Having ADHD is not a real problem if the family and school environment can contain the child and allow him to unfold his potential, without making him feel like the “bad guy”.

“They broke up because of me,” Emanuel said as soon as I invited him to sit down. Little by little, and when he was just nine years old, he made a list of “his trouble staying still,” and how his parents started fighting on a daily basis when he could remember. Can you imagine your child saying something like that?

Having Attention Deficit Hyperactivity Disorder (ADHD) is not a real problem if the family and school environment can contain the child and allow him to unfold his potential, without making him feel like the “bad guy.”

The child with ADHD and his family

Whenever classes begin, next to the list of school supplies begin the concerns of parents, teachers and children.

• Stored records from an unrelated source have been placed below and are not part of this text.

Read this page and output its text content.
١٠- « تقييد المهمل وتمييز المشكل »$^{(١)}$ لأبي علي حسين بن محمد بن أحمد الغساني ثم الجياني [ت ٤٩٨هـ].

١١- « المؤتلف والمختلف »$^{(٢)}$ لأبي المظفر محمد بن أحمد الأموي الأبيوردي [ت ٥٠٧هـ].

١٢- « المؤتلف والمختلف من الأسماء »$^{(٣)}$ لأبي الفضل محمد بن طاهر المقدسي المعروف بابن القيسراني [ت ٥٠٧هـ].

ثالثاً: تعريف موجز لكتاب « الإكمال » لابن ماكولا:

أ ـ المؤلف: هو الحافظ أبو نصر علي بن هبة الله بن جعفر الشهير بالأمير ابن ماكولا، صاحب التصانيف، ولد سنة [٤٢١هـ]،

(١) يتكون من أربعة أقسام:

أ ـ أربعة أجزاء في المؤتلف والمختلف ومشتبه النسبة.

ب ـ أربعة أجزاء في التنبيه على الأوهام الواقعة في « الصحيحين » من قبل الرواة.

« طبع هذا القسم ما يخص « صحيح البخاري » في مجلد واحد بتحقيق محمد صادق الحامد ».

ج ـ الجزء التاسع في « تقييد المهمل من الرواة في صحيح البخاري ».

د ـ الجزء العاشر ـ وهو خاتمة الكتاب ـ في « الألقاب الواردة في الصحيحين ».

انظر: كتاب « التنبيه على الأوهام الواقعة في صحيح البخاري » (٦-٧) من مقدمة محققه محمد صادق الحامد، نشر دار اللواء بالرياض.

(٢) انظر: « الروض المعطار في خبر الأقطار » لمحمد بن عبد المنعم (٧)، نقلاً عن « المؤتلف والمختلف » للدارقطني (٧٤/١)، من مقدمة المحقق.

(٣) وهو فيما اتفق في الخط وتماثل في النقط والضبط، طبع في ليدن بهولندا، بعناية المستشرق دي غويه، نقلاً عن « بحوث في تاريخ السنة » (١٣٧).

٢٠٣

One of the questions that Emanuel asks herself the most is whether “at least the teacher” is going to understand what is happening to her. Her father could not and decided to file for a divorce.

Every family that has a child with ADHD knows well that the couple is also affected by the deficit. According to Terry Dickson, chief of the Michigan Behavioral Medicine Clinic and ADHD coach, “Having a child with ADHD adds additional stress to the entire family dynamic.” Most couples begin to disjoin by not understanding what happens to that child who climbs, runs, jumps and screams all day without stopping, and nothing stops him. Little by little, the marriage deteriorates if both do not understand what happens to that child and, then, a tug of war begins that often damages the entire family group.

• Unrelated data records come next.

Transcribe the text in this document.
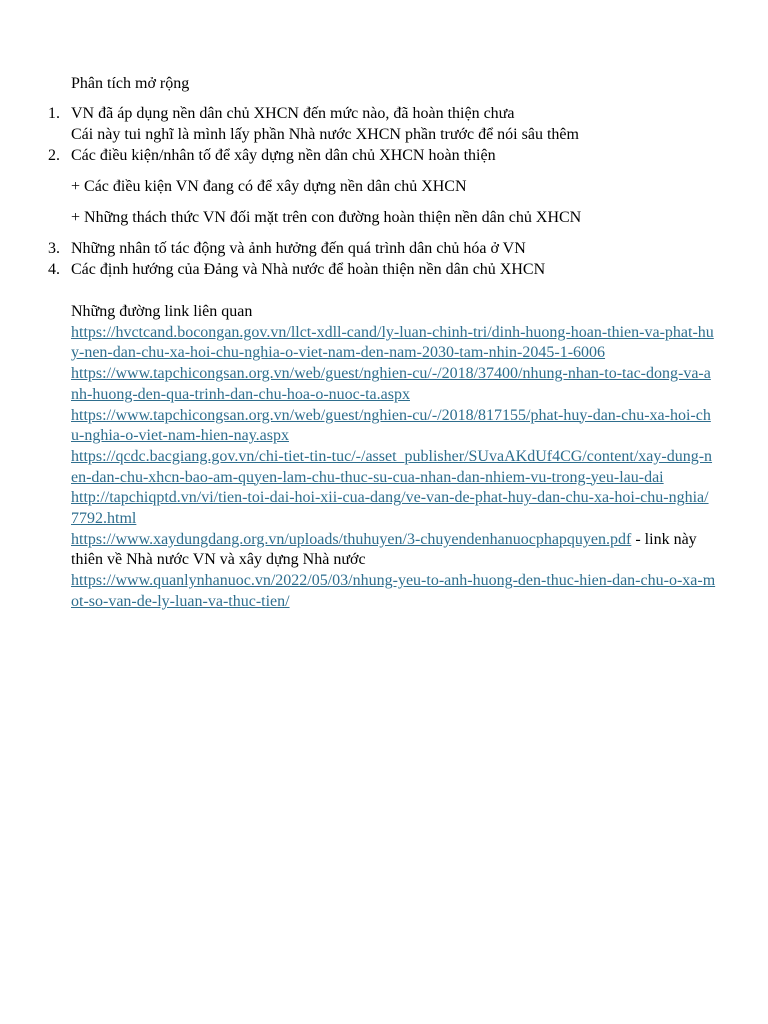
Phân tích mở rộng
1. VN đã áp dụng nền dân chủ XHCN đến mức nào, đã hoàn thiện chưa
Cái này tui nghĩ là mình lấy phần Nhà nước XHCN phần trước để nói sâu thêm
2. Các điều kiện/nhân tố để xây dựng nền dân chủ XHCN hoàn thiện
+ Các điều kiện VN đang có để xây dựng nền dân chủ XHCN
+ Những thách thức VN đối mặt trên con đường hoàn thiện nền dân chủ XHCN
3. Những nhân tố tác động và ảnh hưởng đến quá trình dân chủ hóa ở VN
4. Các định hướng của Đảng và Nhà nước để hoàn thiện nền dân chủ XHCN
Những đường link liên quan
https://hvctcand.bocongan.gov.vn/llct-xdll-cand/ly-luan-chinh-tri/dinh-huong-hoan-thien-va-phat-huy-nen-dan-chu-xa-hoi-chu-nghia-o-viet-nam-den-nam-2030-tam-nhin-2045-1-6006
https://www.tapchicongsan.org.vn/web/guest/nghien-cu/-/2018/37400/nhung-nhan-to-tac-dong-va-anh-huong-den-qua-trinh-dan-chu-hoa-o-nuoc-ta.aspx
https://www.tapchicongsan.org.vn/web/guest/nghien-cu/-/2018/817155/phat-huy-dan-chu-xa-hoi-chu-nghia-o-viet-nam-hien-nay.aspx
https://qcdc.bacgiang.gov.vn/chi-tiet-tin-tuc/-/asset_publisher/SUvaAKdUf4CG/content/xay-dung-nen-dan-chu-xhcn-bao-am-quyen-lam-chu-thuc-su-cua-nhan-dan-nhiem-vu-trong-yeu-lau-dai
http://tapchiqptd.vn/vi/tien-toi-dai-hoi-xii-cua-dang/ve-van-de-phat-huy-dan-chu-xa-hoi-chu-nghia/7792.html
https://www.xaydungdang.org.vn/uploads/thuhuyen/3-chuyendenhanuocphapquyen.pdf - link này thiên về Nhà nước VN và xây dựng Nhà nước
https://www.quanlynhanuoc.vn/2022/05/03/nhung-yeu-to-anh-huong-den-thuc-hien-dan-chu-o-xa-mot-so-van-de-ly-luan-va-thuc-tien/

From a very young age, children learn to act and behave by imitating their parents. They copy their gestures, their manners, the way of being and being in the world. But if there is one thing they most imitate, it is the way their parents resolve conflicts. I remember a boy who drew his mother with a large rolling pin, screaming while his father was in the drawing crouched behind a newspaper. When I asked her about the drawing, she said, “It’s my mother doing things for Dad.”

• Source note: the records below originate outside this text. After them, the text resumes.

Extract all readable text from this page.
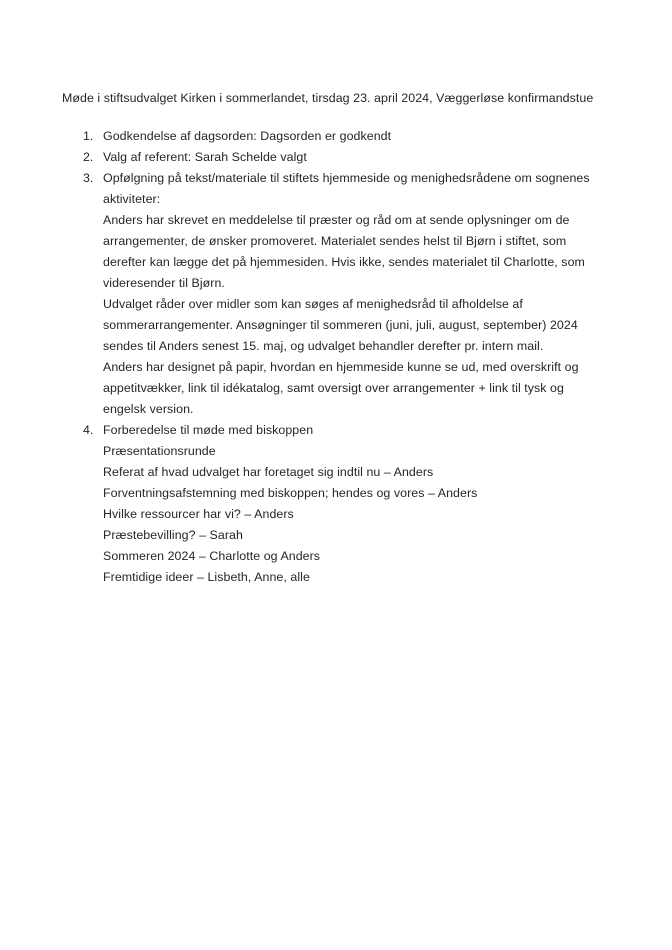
Møde i stiftsudvalget Kirken i sommerlandet, tirsdag 23. april 2024, Væggerløse konfirmandstue

1. Godkendelse af dagsorden: Dagsorden er godkendt

2. Valg af referent: Sarah Schelde valgt

3. Opfølgning på tekst/materiale til stiftets hjemmeside og menighedsrådene om sognenes aktiviteter:

Anders har skrevet en meddelelse til præster og råd om at sende oplysninger om de arrangementer, de ønsker promoveret. Materialet sendes helst til Bjørn i stiftet, som derefter kan lægge det på hjemmesiden. Hvis ikke, sendes materialet til Charlotte, som videresender til Bjørn.

Udvalget råder over midler som kan søges af menighedsråd til afholdelse af sommerarrangementer. Ansøgninger til sommeren (juni, juli, august, september) 2024 sendes til Anders senest 15. maj, og udvalget behandler derefter pr. intern mail.

Anders har designet på papir, hvordan en hjemmeside kunne se ud, med overskrift og appetitvækker, link til idékatalog, samt oversigt over arrangementer + link til tysk og engelsk version.

4. Forberedelse til møde med biskoppen

Præsentationsrunde
Referat af hvad udvalget har foretaget sig indtil nu – Anders
Forventningsafstemning med biskoppen; hendes og vores – Anders
Hvilke ressourcer har vi? – Anders
Præstebevilling? – Sarah
Sommeren 2024 – Charlotte og Anders
Fremtidige ideer – Lisbeth, Anne, alle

Children with ADHD quickly learn what adults do and, especially, not being able to sit down and reflect, act as they see others doing things, letting their impulses guide the way.

Don’t let your child’s ADHD end your marriage

Not all couples with a child with ADHD end up separating because they cannot face the diagnosis and follow-up of their child together, but statistics show that if the couple does not fight together, there is a high probability that they will end up doing so. Here are some tips so that your son’s ADHD doesn’t end your marriage:

1. Rules of mutual agreement

When both parents agree on the rules that the child must follow, a climate of harmony is achieved that reduces the risk of fights and discrepancies. I believe that you want to raise a happy, independent and responsible child, and this will only be achieved if both parents agree on their raising.

2. Remember your spouse

Most couples tend to focus their attention on the child and his difficulties, leaving aside the spouse. Therefore, it is essential to spend time with the other, be attentive to their needs and communicate.

3. Sit together to plan the week

This will allow the child to incorporate into his life the need to organize and plan activities; Likewise, it will generate free time to spend together as a family and as a couple.

4. Be a team

When the load is shared, everything is easier and nobody feels that they are left alone with all the responsibility. In this way, conflicts tend to decrease and friction and animosities are avoided.

5. Get informed and train

It is of real importance to be informed, not only for what the medical team can contribute. Attending talks, events and all kinds of workshops where you learn more about ADHD, helps to understand the child and discover how other couples have solved the problems.

Only when it is understood that mutual love, agreement and good management of ADHD as a couple is the best tool to help a child, can it be said that that family is safe.